Friday, January 9, 2009

Mr. Insurance Man

Last night I spent an hour with an insurance agent who tried to win over my business. He was a nice guy, but I'm not sure he's going to get our business. I learned a few interesting things while talking to him.

First off, I spent a fair amount of time explaining about our difficulty in obtaining house insurance, about the discrepancy between the purchase price and the replacement price of the house, about our desire for full replacement value, about it being listed on the State and National Historic Register, about the high cost of our current insurance and about the strange perks the current policy offers.

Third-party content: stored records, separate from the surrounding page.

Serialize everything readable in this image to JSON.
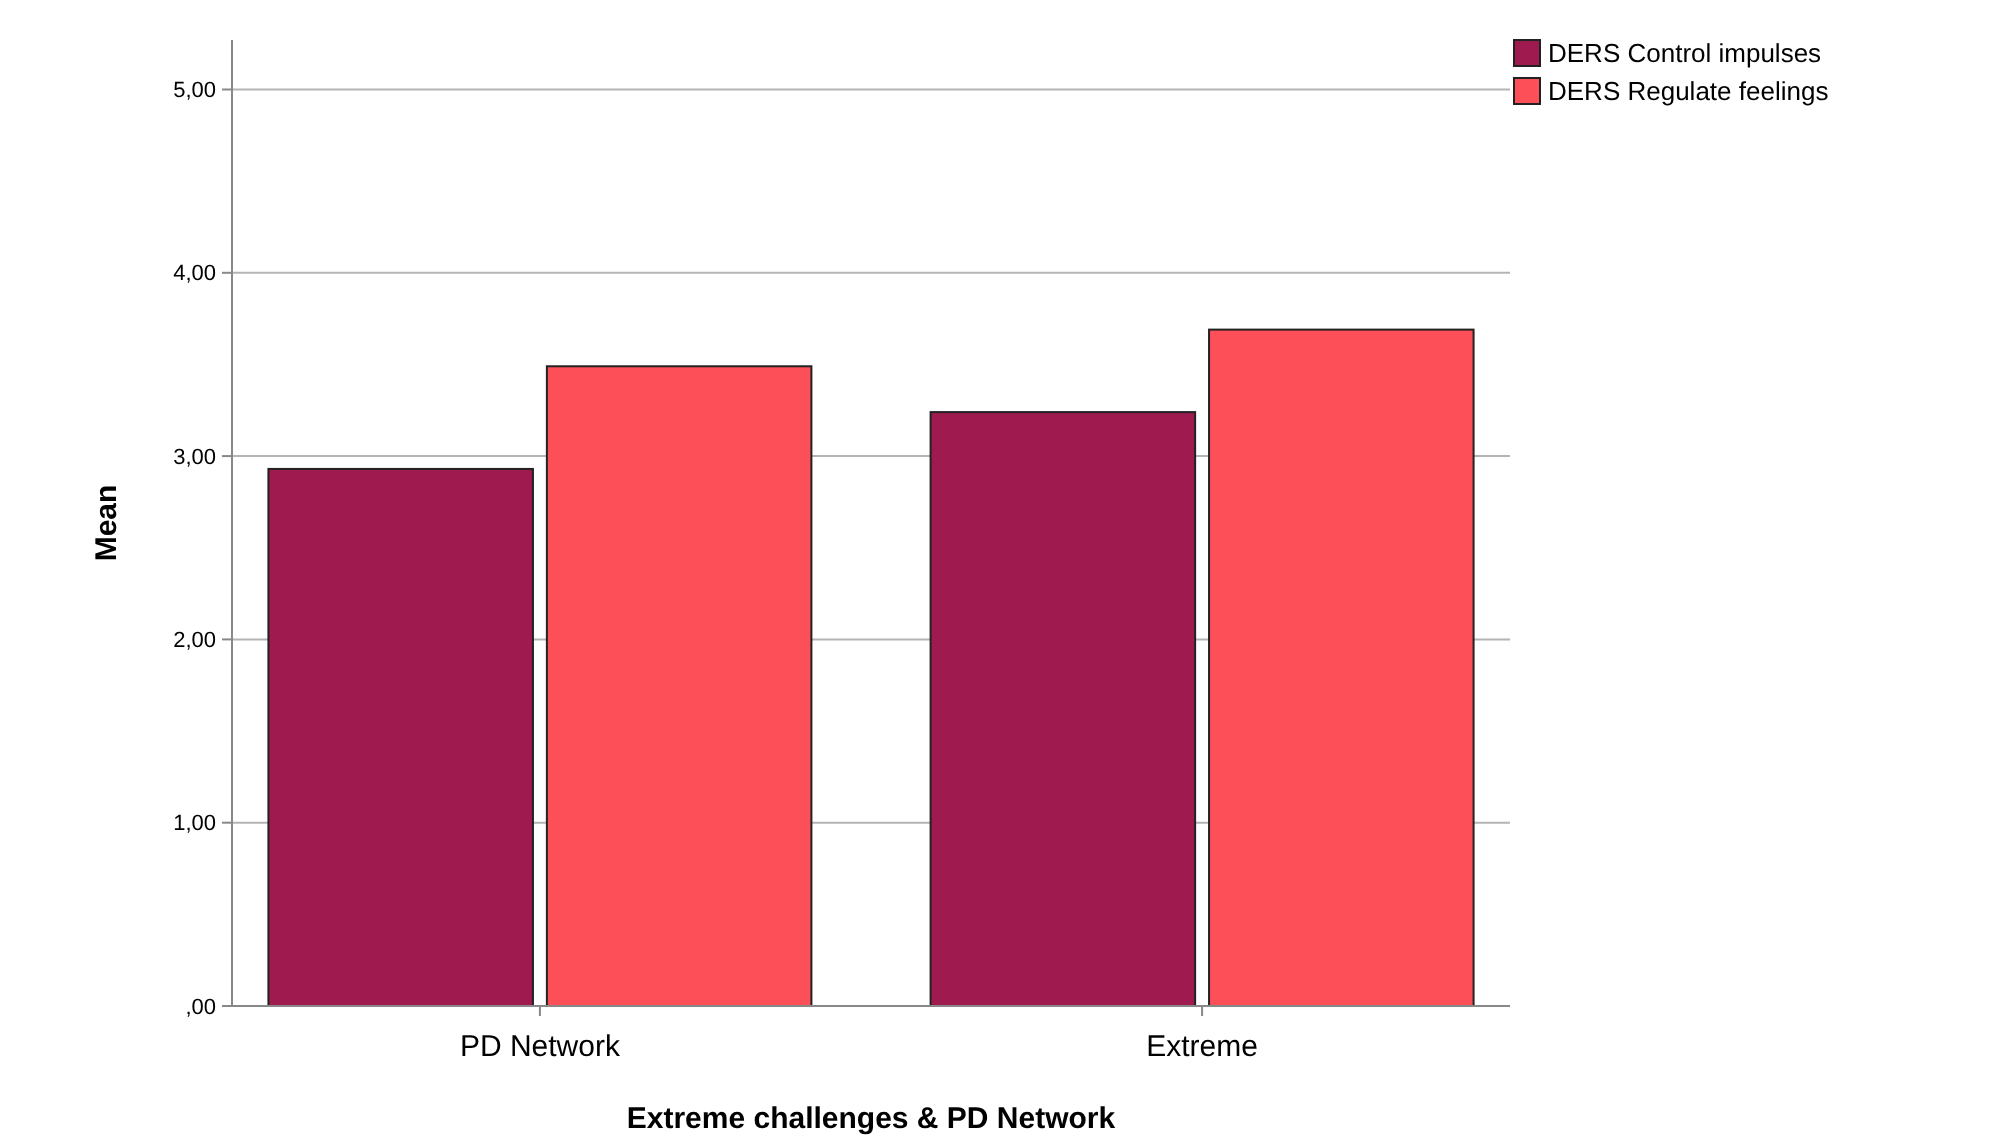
{
  "chart_data": {
    "type": "bar",
    "xlabel": "Extreme challenges & PD Network",
    "ylabel": "Mean",
    "categories": [
      "PD Network",
      "Extreme"
    ],
    "series": [
      {
        "name": "DERS Control impulses",
        "color": "#9e1a4f",
        "values": [
          2.93,
          3.24
        ]
      },
      {
        "name": "DERS Regulate feelings",
        "color": "#fc4f57",
        "values": [
          3.49,
          3.69
        ]
      }
    ],
    "ylim": [
      0,
      5.27
    ],
    "yticks": [
      {
        "value": 0,
        "label": ",00"
      },
      {
        "value": 1,
        "label": "1,00"
      },
      {
        "value": 2,
        "label": "2,00"
      },
      {
        "value": 3,
        "label": "3,00"
      },
      {
        "value": 4,
        "label": "4,00"
      },
      {
        "value": 5,
        "label": "5,00"
      }
    ],
    "grid": "y",
    "legend": "top right"
  }
}
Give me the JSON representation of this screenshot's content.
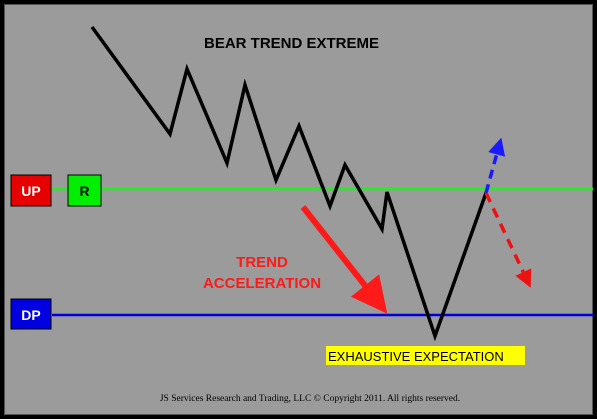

He seemed puzzled that his agency would have denied coverage on the house originally as the full replacement requirement, knob and tube wiring and the historic registries would not have been sufficient to disqualify the house for a policy.

But then I started discussing the asbestos slate shingles we replaced. It seems those shingles were the sticking point. Asbestos siding or asbestos shingles are an automatic disqualification for writing a homeowner's policy. when I asked why, his response was that while they could estimate the cost of removal, remediation and disposal today, his insurance company considered it too large of a risk to try and estimate what future costs for these actions might be.

Second, he started listing all of the discounts for the quote, including a discount for no claims. And then he said, "Did you know there was a water damage claim in 2004?" No, I didn't know that. So then I asked if claims filed on a house were publicly accessible data. He didn't know. Still, I wish that I had known this when we were buying houses. I would have asked my agent about every house on our short list. It's just one more tool to help prospective house buyers.

The most frightening part of the night though came when we pulled up car insurance details. I had given him my address, full name, date of birth and driver's license number, all necessary for a car insurance quote. He happened to have a second computer screen showing what he was entering, and suddenly up popped a screen with my Social Security Number. I asked about that and he said, "Sometimes we can match a social security number based on the person's name and birthday."

Wow.

Speechless.

This is a private company. Where the heck else is my social security number?

2 comments:

Ms. Huis Herself said...

Ok, wow, you didn't tell me that about the SS# last night. Dang.

The Dude said...

What's even more fun is when the Big Three credit reporting companies decide to do some linking of their own, and they decide that since the names are close, and you lived in the same country, you now have the credit rating of a gerbil. The same thing happens with SSN... Who needs a national ID card??